= Maxie Cuffie =

Trinidad and Tobago journalist and politician

Maxie Cuffie is a Trinidad and Tobago journalist and politician. Cuffie served as in various capacities in the media, including editor of the Trinidad and Tobago Express, and Head of News for CCN TV6. He represented the La Horquetta/Talparo constituency in the Parliament of Trinidad and Tobago from 2015 to 2020, and served in various ministerial positions, including Minister of Public Administration and Communication.

== Education ==
Cuffie studied economics at the University of the West Indies, and later obtained a Masters of Public Administration from the Harvard Kennedy School.

==Journalism==

Cuffie served as editor of the Trinidad and Tobago Express, and later was Head of News for CCN TV6. He left CCN TV6 in April 2003 and, in his words, "ceased using the title 'working journalist'". He later wrote a weekly column for the Trinidad and Tobago Guardian.

Cuffie ran a media consultancy firm, Integrated Media Company Ltd (IGM).
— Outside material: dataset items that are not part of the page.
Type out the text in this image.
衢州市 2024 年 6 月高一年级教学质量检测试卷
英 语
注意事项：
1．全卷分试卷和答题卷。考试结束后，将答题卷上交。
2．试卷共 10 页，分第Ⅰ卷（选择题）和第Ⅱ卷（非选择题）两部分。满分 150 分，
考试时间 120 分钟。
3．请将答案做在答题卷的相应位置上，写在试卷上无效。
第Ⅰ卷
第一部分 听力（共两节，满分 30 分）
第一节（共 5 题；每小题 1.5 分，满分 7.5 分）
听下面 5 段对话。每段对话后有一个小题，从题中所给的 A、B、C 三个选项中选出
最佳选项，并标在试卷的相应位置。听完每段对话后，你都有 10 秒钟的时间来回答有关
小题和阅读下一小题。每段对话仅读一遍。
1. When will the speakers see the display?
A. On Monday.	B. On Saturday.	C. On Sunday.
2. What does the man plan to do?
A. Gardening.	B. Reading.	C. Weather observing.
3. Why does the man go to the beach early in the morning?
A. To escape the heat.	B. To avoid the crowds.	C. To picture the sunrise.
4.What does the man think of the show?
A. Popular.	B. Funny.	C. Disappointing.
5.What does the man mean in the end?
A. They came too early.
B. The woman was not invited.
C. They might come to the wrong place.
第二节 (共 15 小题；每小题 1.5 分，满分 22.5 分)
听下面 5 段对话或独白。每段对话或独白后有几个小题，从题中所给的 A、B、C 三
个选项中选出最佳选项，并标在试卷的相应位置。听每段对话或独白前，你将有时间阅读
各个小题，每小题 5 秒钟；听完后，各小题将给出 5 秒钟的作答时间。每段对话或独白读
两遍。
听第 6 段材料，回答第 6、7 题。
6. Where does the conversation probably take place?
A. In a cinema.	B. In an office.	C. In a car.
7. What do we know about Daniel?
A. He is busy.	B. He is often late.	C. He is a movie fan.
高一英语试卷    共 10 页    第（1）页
In 2011, IGM took over management of the Mirror Group Publication which published the TnT Mirror and its sister publications the TnT Mirror Weekend, and Sunday Punch for one year, and Cuffie served as CEO of the company.

==Political career==
Cuffie contested the La Horquetta/Talparo seat for the People's National Movement in the 2015 general elections. He won the election, and represented the constituency in the 11th Republican Parliament.

Cuffie served as Minister of Communications from 2015 to 2016 and Minister of Public Administration and Communication from 2016 to 2018. He later served as Minister in the Ministry of Public Administration and Communications, Minister in the Ministry of Public Administration, and finally as Parliamentary Secretary in the Ministry of Public Administration.

Cuffie chose not to seek reelection in the 2020 general elections, saying that while he had made a "complete recovery" from the stroke he had in 2017, he wanted to avoid his health from serving as a distraction from "critical issues" during the campaign.

== Personal life ==
Cuffie suffered a stroke in 2012, and second one in September 2017. He was hospitalised at St. Clair Medical Centre in Port of Spain until later October when he was airlifted to Washington DC, where he remained until his return to Trinidad and Tobago on July 26, 2018.